7 Kasım 2010 Pazar

DEJA-VU


BÖLÜM 5 
   Mert etrafına bakınmaya başladı.Gözleri bir şey arıyordu.Ama ne aradığının cevabını kendiside bulamıyordu.Sakinleşmişti.İlk şoku atlatmıştı.Artık bir şeyin daha farkındaydı.Çok güçlü bir gücü elinde tutuyordu.Ama bir o kadarda tehlikeli düşmanları vardı.Son bir saati kendi içinden analiz etmişti.Defalarca aynı sonuca vardı.Deja-vu'su onun güçlü bir iletişim aracıydı.Kontrolü kendi elinde olmasada bunu kullanabiliyordu.
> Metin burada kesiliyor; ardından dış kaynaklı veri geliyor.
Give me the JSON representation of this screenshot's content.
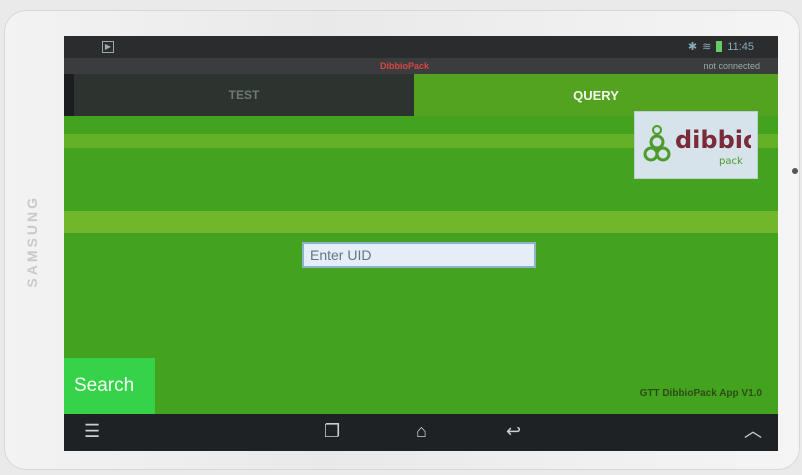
{
  "device": {
    "brand": "SAMSUNG"
  },
  "status_bar": {
    "time": "11:45"
  },
  "header": {
    "app_title": "DibbioPack",
    "connection_status": "not connected"
  },
  "tabs": [
    {
      "label": "TEST"
    },
    {
      "label": "QUERY"
    }
  ],
  "logo": {
    "text_main": "dibbio",
    "text_sub": "pack"
  },
  "form": {
    "uid_placeholder": "Enter UID"
  },
  "buttons": {
    "search_label": "Search"
  },
  "footer": {
    "version": "GTT DibbioPack App V1.0"
  },
  "colors": {
    "accent_green": "#43a31f",
    "button_green": "#36d24a",
    "title_red": "#dd4444"
  },
  "icons": [
    "picture-icon",
    "bluetooth-icon",
    "wifi-icon",
    "battery-icon",
    "menu-icon",
    "recent-apps-icon",
    "home-icon",
    "back-icon",
    "chevron-up-icon"
  ]
}
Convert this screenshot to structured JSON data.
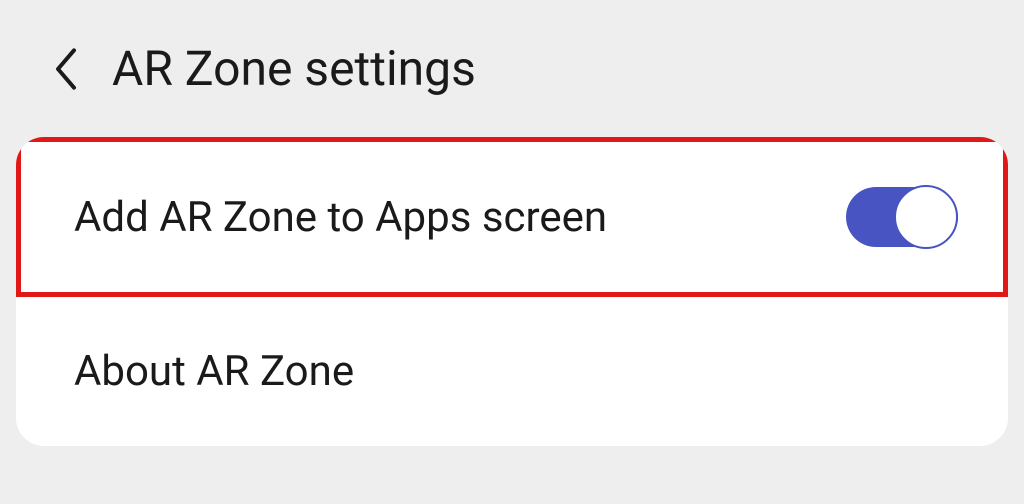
{
  "header": {
    "title": "AR Zone settings"
  },
  "settings": {
    "addToApps": {
      "label": "Add AR Zone to Apps screen",
      "enabled": true
    },
    "about": {
      "label": "About AR Zone"
    }
  }
}
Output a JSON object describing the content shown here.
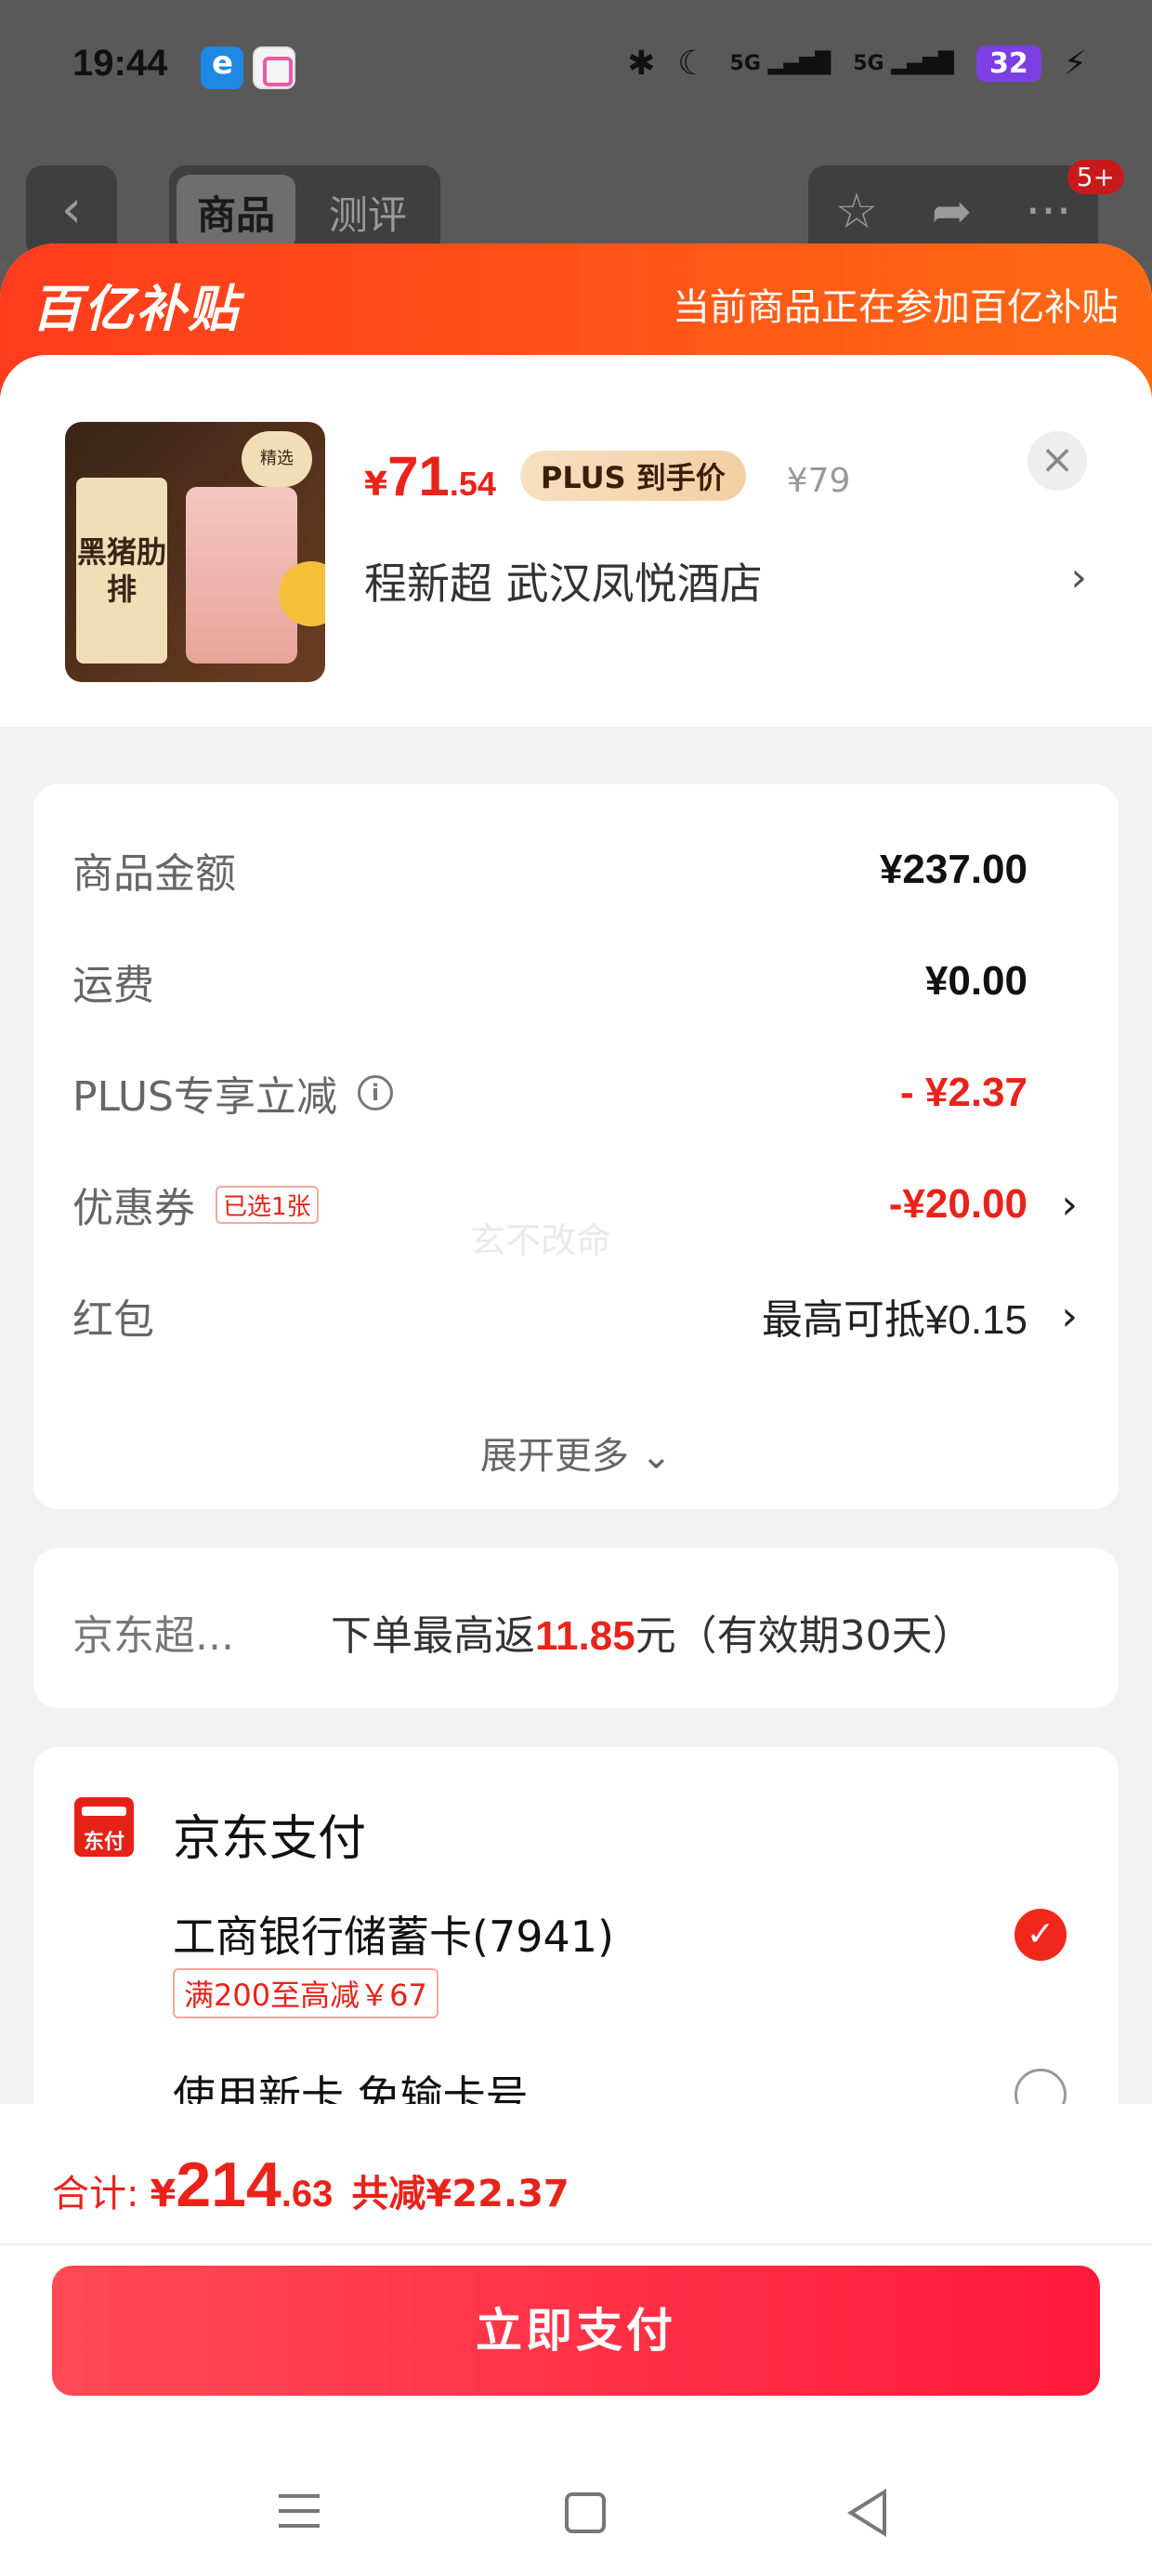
{
  "status_bar": {
    "time": "19:44",
    "network1": "5G",
    "network2": "5G",
    "battery": "32",
    "icons": [
      "bluetooth-icon",
      "moon-icon",
      "signal-icon",
      "signal-icon",
      "battery-icon",
      "charging-icon"
    ]
  },
  "top_nav": {
    "back_icon": "chevron-left-icon",
    "tabs": [
      {
        "label": "商品",
        "active": true
      },
      {
        "label": "测评",
        "active": false
      }
    ],
    "actions": [
      "star-icon",
      "share-icon",
      "more-icon"
    ],
    "badge": "5+"
  },
  "banner": {
    "logo": "百亿补贴",
    "note": "当前商品正在参加百亿补贴",
    "color_start": "#ff3b1d",
    "color_end": "#ff6a13"
  },
  "product": {
    "thumb_label": "黑猪肋排",
    "thumb_badge": "精选",
    "price_yen": "¥",
    "price_int": "71",
    "price_dec": ".54",
    "plus_tag": "PLUS 到手价",
    "orig_price": "¥79",
    "store": "程新超  武汉凤悦酒店",
    "close_icon": "close-icon"
  },
  "costs": {
    "rows": [
      {
        "label": "商品金额",
        "value": "¥237.00"
      },
      {
        "label": "运费",
        "value": "¥0.00"
      },
      {
        "label": "PLUS专享立减",
        "value": "- ¥2.37"
      },
      {
        "label": "优惠券",
        "tag": "已选1张",
        "value": "-¥20.00"
      },
      {
        "label": "红包",
        "value": "最高可抵¥0.15"
      }
    ],
    "watermark": "玄不改命",
    "expand": "展开更多 ⌄"
  },
  "rebate": {
    "label": "京东超...",
    "text_pre": "下单最高返",
    "amount": "11.85",
    "text_post": "元（有效期30天）"
  },
  "payment": {
    "title": "京东支付",
    "logo_text": "东付",
    "options": [
      {
        "label": "工商银行储蓄卡(7941)",
        "promo": "满200至高减￥67",
        "selected": true
      },
      {
        "label": "使用新卡 免输卡号",
        "selected": false
      }
    ]
  },
  "footer": {
    "total_label": "合计:",
    "total_yen": "¥",
    "total_int": "214",
    "total_dec": ".63",
    "total_save": "共减¥22.37",
    "pay_button": "立即支付",
    "accent": "#e8231a"
  }
}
   Peki bu yeni gücü ne oluyordu.Annesinin ve babasının mezarı önünde bitkin gözlerle solmakta olan mezar üstündeki bir demet çiçeğe baktı.İlk defa mezarlığa gelirken çiçek getirmemişti.Bunu annesinin onu duyabileceği umuduyla özrünü dilemişti.Yanında kimseler yoktu.Belkide hayatının en zor günü bugündü.Bunun kararını verince arkasını döndü ve yürümeye başladı.Mezarlıktan uzaklaşırken son bir kere arkasına baktı.Annesinin ona yetişmekte olduğunu umuyordu.   Eve geldiğinde soğumuş kahve fincanlarını gördü.İki fincanıda lavaboya koydu.Kafasını dinlemeliydi.Yaşadığı herşeyin bir rüya olması için dualarını eksik tutmuyordu.Ama anlamıştı.Her dakika her bir saat ilerledikçe bunlar gerçekti.Fincanları koyduktan sonra saatine baktı.Akşam yemeği zamanı geçmiş saat altı olmuştu.Ailesinin vefatından beri akşam yemeği yemediğini hatırladı.Kendine bir sürpriz yapıp bir kaç lokma yemek mi hazırlamalıydı.Cevabını bulamamıştı.Odasına gitti ve elini yatağının altına uzattı.Defterin orda olmaması gerekiyordu.Ama ordaydı.Eline alıp yatağa fırlattı ve üstünü değiştirmek için önce duş almalıyım kararını verince havlusunu alıp banyoya girdi.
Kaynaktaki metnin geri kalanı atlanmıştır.